The Great War of Archimedes est un film de Takashi Yamazaki (réalisateur de Kamikaze) adaptant le manga éponyme de Norifusa Mita (non publié en français à ma connaissance). En 1933, alors que l’État-major de la Marine impériale japonaise s’attelle à la construction du plus grand cuirassé du monde nommé le Yamato, le contre-amiral Isoroku Yamamoto (encore lui), opposé à ce projet, recrute le jeune Tadashi Kai, prodige des mathématiques, qui s’interroge sur les différences entre les coûts prévus du projet et les dépenses réelles et ne tarde pas à découvrir un complot au sein de la marine. Il doit alors faire la preuve que les coûts des projets sont sous-estimés que sa réalisation est impossible. En se basant sur les rares infos connues à propos du projet Yamato, les méthodes de construction navale en vigueur et le coût des matières premières, il va alors « recréer le Yamato » pour prouver que le projet est bel et bien sous-estimé et irréalisable en l’état. Le problème étant que par la même occasion, il pond le projet « parfait ». Fasciné par les mathématiques et l’ingénierie, il va alors finalement basculer du côté de Shigetarō Shimada pour donner vie à ce projet. En l’état, je ne sais pas et ne pense pas qu’il s’agisse d’une histoire vraie, mais le film est plutôt sympathique et lève (un peu) le voile sur la machine de guerre japonaise en pleine montée du militarisme. Truc facile, mais intéressant, le film se termine sur le départ à la mer du Yamato en 1941 alors qu’il s’ouvrait sur sa destruction lors de l’opération Ten-Go en 1945. Cette scène qui ouvre le film est tout simplement épique et justifie à elle seule le visionnage du film pour les amateurs de la guerre du Pacifique.

Kūbo Ibuki

On dit souvent qu’il faut garder le meilleur pour la fin.

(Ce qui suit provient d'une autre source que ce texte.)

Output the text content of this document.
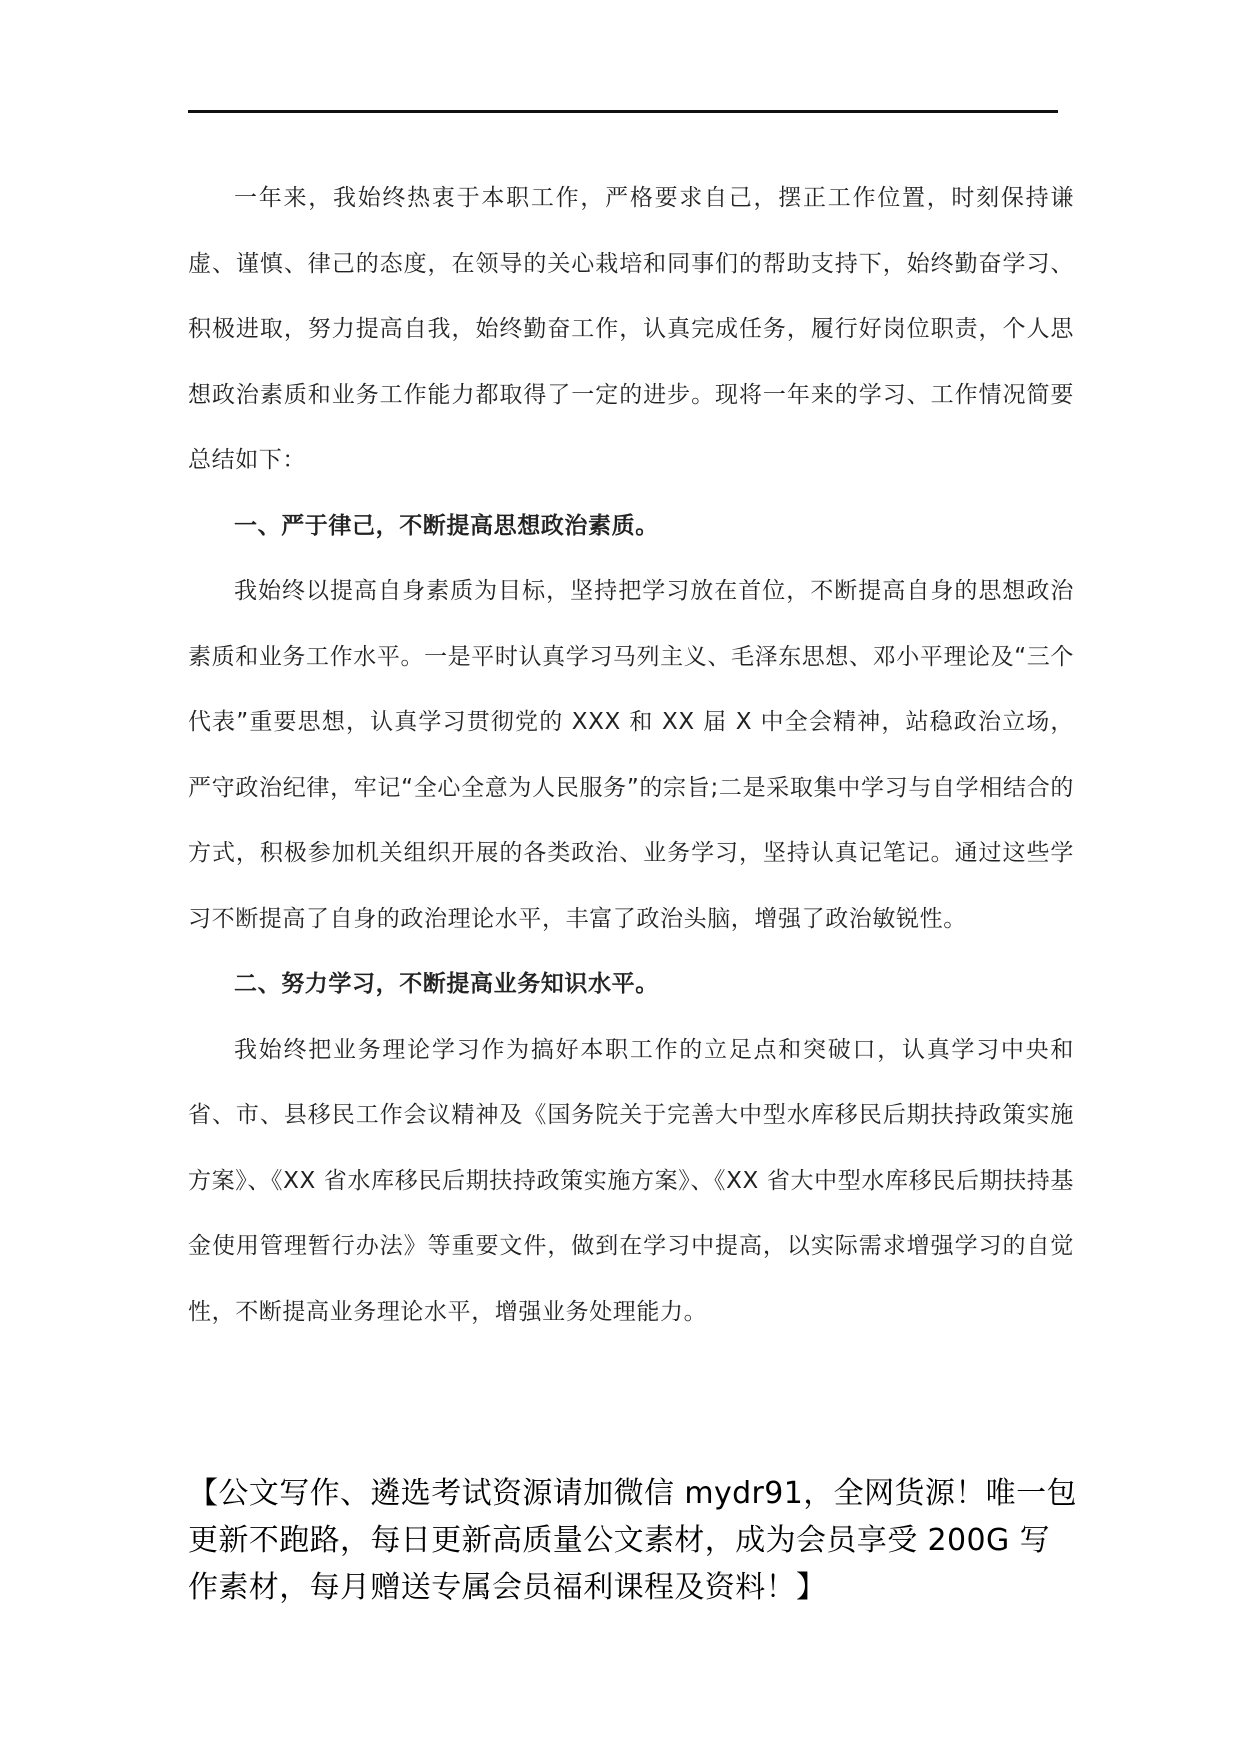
一年来，我始终热衷于本职工作，严格要求自己，摆正工作位置，时刻保持谦虚、谨慎、律己的态度，在领导的关心栽培和同事们的帮助支持下，始终勤奋学习、积极进取，努力提高自我，始终勤奋工作，认真完成任务，履行好岗位职责，个人思想政治素质和业务工作能力都取得了一定的进步。现将一年来的学习、工作情况简要总结如下：

一、严于律己，不断提高思想政治素质。

我始终以提高自身素质为目标，坚持把学习放在首位，不断提高自身的思想政治素质和业务工作水平。一是平时认真学习马列主义、毛泽东思想、邓小平理论及“三个代表”重要思想，认真学习贯彻党的 XXX 和 XX 届 X 中全会精神，站稳政治立场，严守政治纪律，牢记“全心全意为人民服务”的宗旨;二是采取集中学习与自学相结合的方式，积极参加机关组织开展的各类政治、业务学习，坚持认真记笔记。通过这些学习不断提高了自身的政治理论水平，丰富了政治头脑，增强了政治敏锐性。

二、努力学习，不断提高业务知识水平。

我始终把业务理论学习作为搞好本职工作的立足点和突破口，认真学习中央和省、市、县移民工作会议精神及《国务院关于完善大中型水库移民后期扶持政策实施方案》、《XX 省水库移民后期扶持政策实施方案》、《XX 省大中型水库移民后期扶持基金使用管理暂行办法》等重要文件，做到在学习中提高，以实际需求增强学习的自觉性，不断提高业务理论水平，增强业务处理能力。

【公文写作、遴选考试资源请加微信 mydr91，全网货源！唯一包更新不跑路，每日更新高质量公文素材，成为会员享受 200G 写作素材，每月赠送专属会员福利课程及资料！】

Là, j’ai fait l’inverse. Kūbo Ibuki (Aircraft Carrier Ibuki) est l’adaptation par Setsurō Wakamatsu d’un manga écrit par Kaiji Kawaguchi (auteur de Zipang) et dessiné par Osamu Eya. Le manga n’est pas disponible en occident et je n’ai eu l’occasion de jeter un œil qu’aux deux premiers tomes via des scans-trad. Dans le manga, la géopolitique mondiale évoluant vite, notamment en ce qui concerne la puissance militaire croissante des pays voisins du Japon, la question des ressources des fonds marins, les secours en cas de catastrophe, le maintien de l’ordre en haute mer et la défense des îles. En réponse à une quasi-escarmouche avec la Chine près des îles Senkaku contestées, le Japon construit le porte-avions, l’Ibuki (du nom d’un porte-avions de la Seconde Guerre mondiale). Le film, dans une tentative de ne pas froisser la Chine, ne fait plus aucune allusion à la Chine qui se transforme en « Fédération asiatique », les effets spéciaux sont globalement moche, l’histoire est fade (et expurgé de toute allusion à la géopolitique du monde réel), les personnages et acteurs vont de passable à ridicule, il y a en plus une intrigue secondaire à la fois ridicule et inutile. De plus, le questionnement moral d’un réarmement du Japon est traité de manière chiante à crever. Bref ce film est une purge de plus de deux heures et j’aimerais vraiment avoir l’occasion de lire le manga qui a l’air pas mal. Pour ce qui est du porte-avions fictif, il n’est pas tombé très loin de la réalité puisque les forces d’autodéfenses japonaises sont en train de modifier le Kaga et l’Izumo (sur lesquels est basé l’Ibuki) pour leur permettre d’opérer des chasseurs embarquer F-35B à décollage vertical. Seule différence, finalement, les porte-avions modifiés ne seront pas dotés d’un tremplin, contrairement l’Ibuki.